Kolejny słoneczny ale chłodny poranek na holenderskiej ziemi był poświęcony bieganiu. Dziś startują zawodnicy maratonu w Rotterdamie (biegł miedzy innymi Mariusz Giżyński walcząc o minimum kwalifikacyjne do igrzysk olimpijskich) oraz biegu towarzyszącego na 10 km. Tu będzie biegła drużyna firmowa, w składzie której będzie debiutowała na tym dystansie koleżanka Adama – Angela.
Start znajduje się w samym centrum tuż przy Markthal. Jest głośno i tłoczno. jeszcze trwają rozgrzewki, a za chwilę start falami.
Potem przemieszczamy się na miejsce gdzie usytuowano metę żeby oglądać finiszujących.

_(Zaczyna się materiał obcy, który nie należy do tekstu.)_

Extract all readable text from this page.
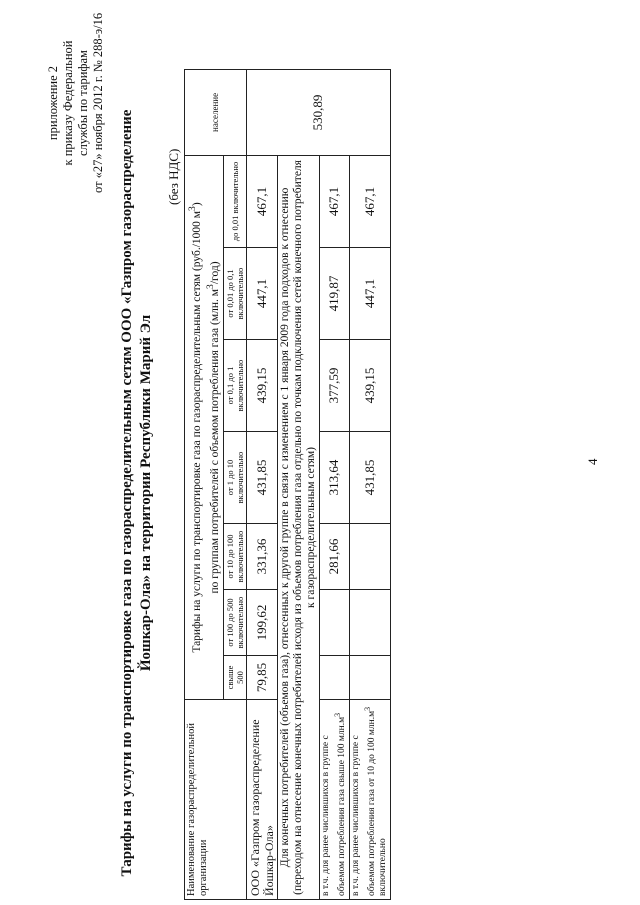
приложение 2 к приказу Федеральной службы по тарифам от «27» ноября 2012 г. № 288-э/16
Тарифы на услуги по транспортировке газа по газораспределительным сетям ООО «Газпром газораспределение Йошкар-Ола» на территории Республики Марий Эл
(без НДС)
Наименование газораспределительной организации	Тарифы на услуги по транспортировке газа по газораспределительным сетям (руб./1000 $м^3$)
по группам потребителей с объемом потребления газа (млн. $м^3/год$)							население
	свыше 500	от 100 до 500 включительно	от 10 до 100 включительно	от 1 до 10 включительно	от 0,1 до 1 включительно	от 0,01 до 0,1 включительно	до 0,01 включительно	
ООО «Газпром газораспределение Йошкар-Ола»	79,85	199,62	331,36	431,85	439,15	447,1	467,1	530,89
Для конечных потребителей (объемов газа), отнесенных к другой группе в связи с изменением с 1 января 2009 года подходов к отнесению (переходом на отнесение конечных потребителей исходя из объемов потребления газа отдельно по точкам подключения сетей конечного потребителя к газораспределительным сетям)								
в т.ч. для ранее числившихся в группе с объемом потребления газа свыше 100 $млн.м^3$			281,66	313,64	377,59	419,87	467,1	
в т.ч. для ранее числившихся в группе с объемом потребления газа от 10 до 100 $млн.м^3$ включительно				431,85	439,15	447,1	467,1	
4
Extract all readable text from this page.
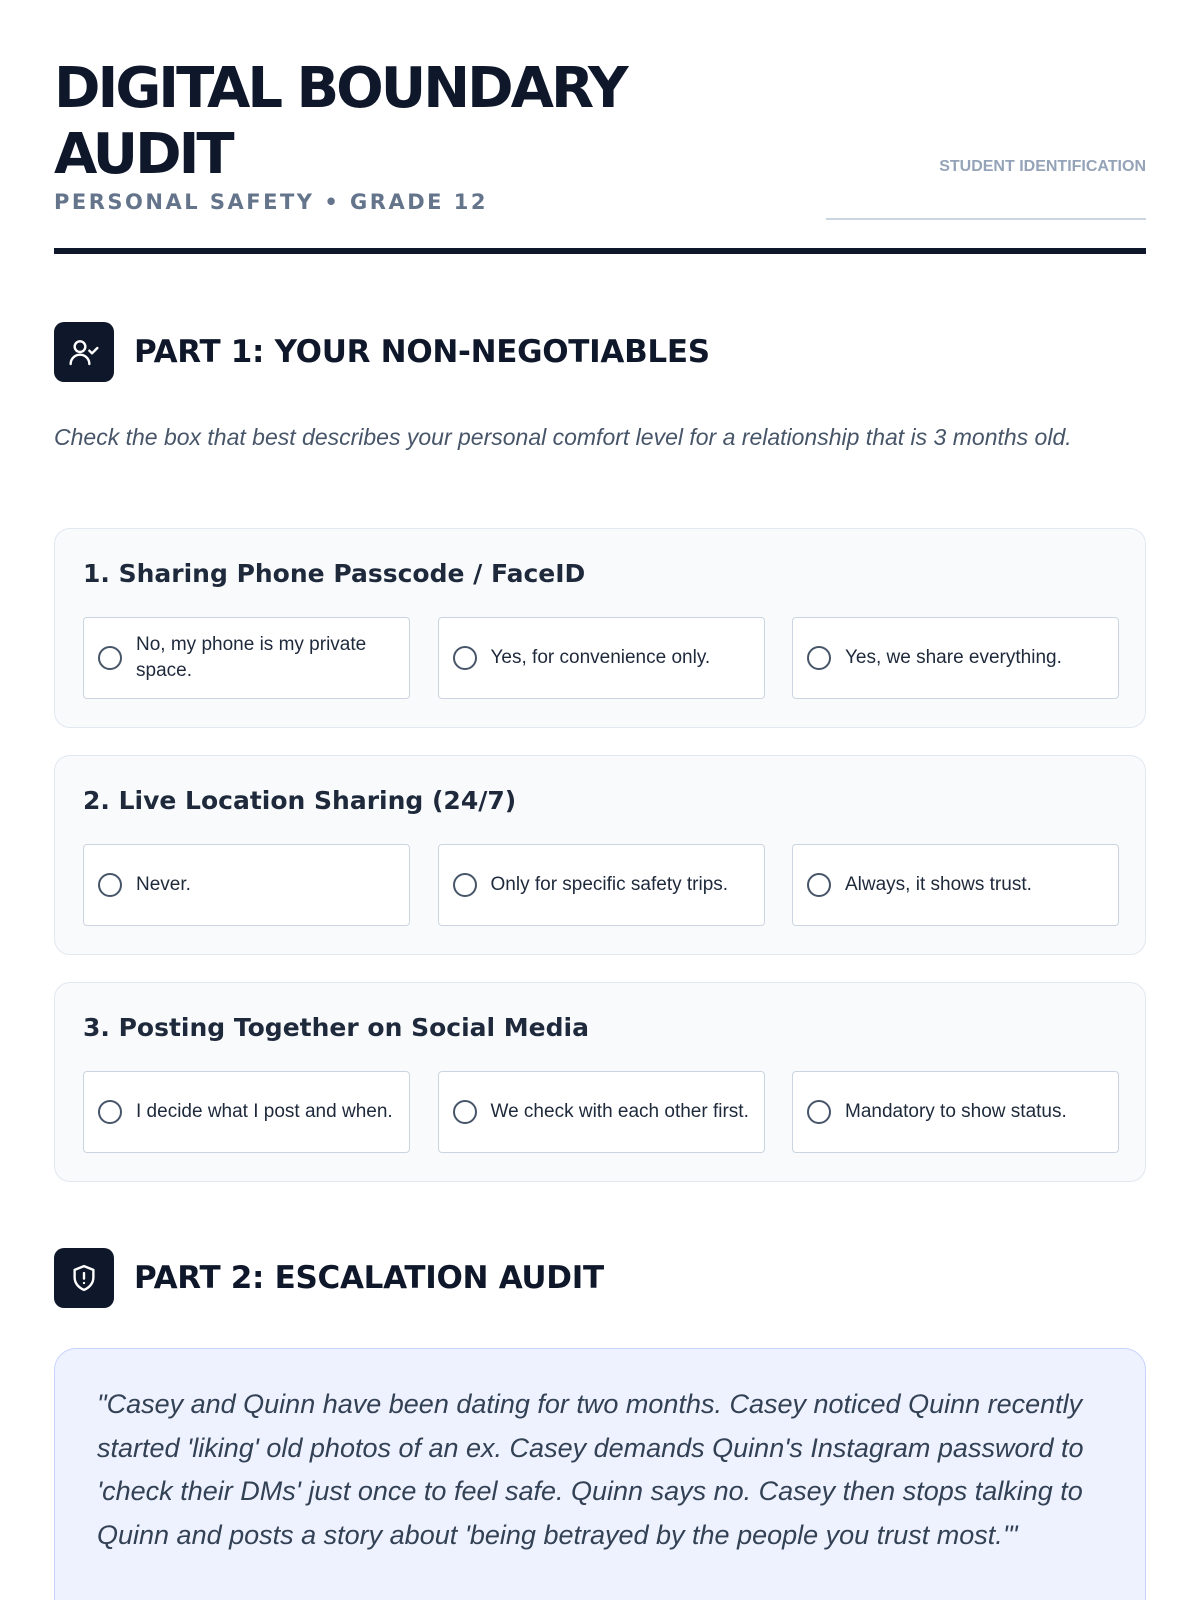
DIGITAL BOUNDARY
AUDIT
PERSONAL SAFETY • GRADE 12
STUDENT IDENTIFICATION
PART 1: YOUR NON-NEGOTIABLES
Check the box that best describes your personal comfort level for a relationship that is 3 months old.
1. Sharing Phone Passcode / FaceID
No, my phone is my private space.
Yes, for convenience only.	Yes, we share everything.
2. Live Location Sharing (24/7)
Never.	Only for specific safety trips.	Always, it shows trust.
3. Posting Together on Social Media
I decide what I post and when.	We check with each other first.	Mandatory to show status.
PART 2: ESCALATION AUDIT
"Casey and Quinn have been dating for two months. Casey noticed Quinn recently started 'liking' old photos of an ex. Casey demands Quinn's Instagram password to 'check their DMs' just once to feel safe. Quinn says no. Casey then stops talking to Quinn and posts a story about 'being betrayed by the people you trust most.'"
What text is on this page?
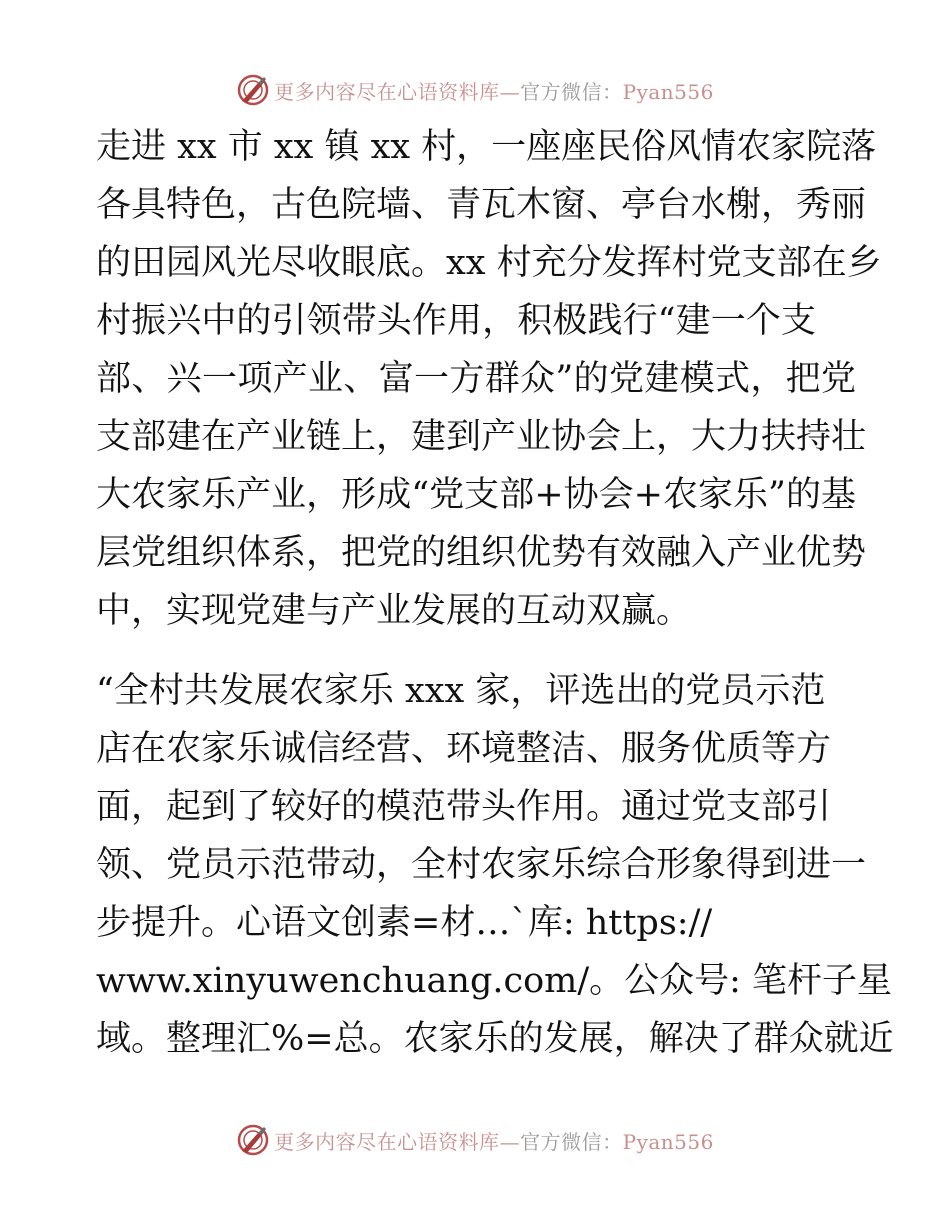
更多内容尽在心语资料库—官方微信：Pyan556
走进 xx 市 xx 镇 xx 村，一座座民俗风情农家院落
各具特色，古色院墙、青瓦木窗、亭台水榭，秀丽
的田园风光尽收眼底。xx 村充分发挥村党支部在乡
村振兴中的引领带头作用，积极践行“建一个支
部、兴一项产业、富一方群众”的党建模式，把党
支部建在产业链上，建到产业协会上，大力扶持壮
大农家乐产业，形成“党支部+协会+农家乐”的基
层党组织体系，把党的组织优势有效融入产业优势
中，实现党建与产业发展的互动双赢。
“全村共发展农家乐 xxx 家，评选出的党员示范
店在农家乐诚信经营、环境整洁、服务优质等方
面，起到了较好的模范带头作用。通过党支部引
领、党员示范带动，全村农家乐综合形象得到进一
步提升。心语文创素=材…`库: https://
www.xinyuwenchuang.com/。公众号: 笔杆子星
域。整理汇%=总。农家乐的发展，解决了群众就近
更多内容尽在心语资料库—官方微信：Pyan556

Wieczorem uczciliśmy oba biegi w podwójny sposób: najpierw uzupełniliśmy kalorie choć nie straciliśmy ich nazbyt dużo, oprócz Angeli, która biegła. Po kolacji czekała na nas jeszcze jedna super atrakcja, a mianowicie koncert jazzowy. Pojechaliśmy oczywiście rowerami, bo po Rotterdamie jest to najwygodniejsza opcja transportowa.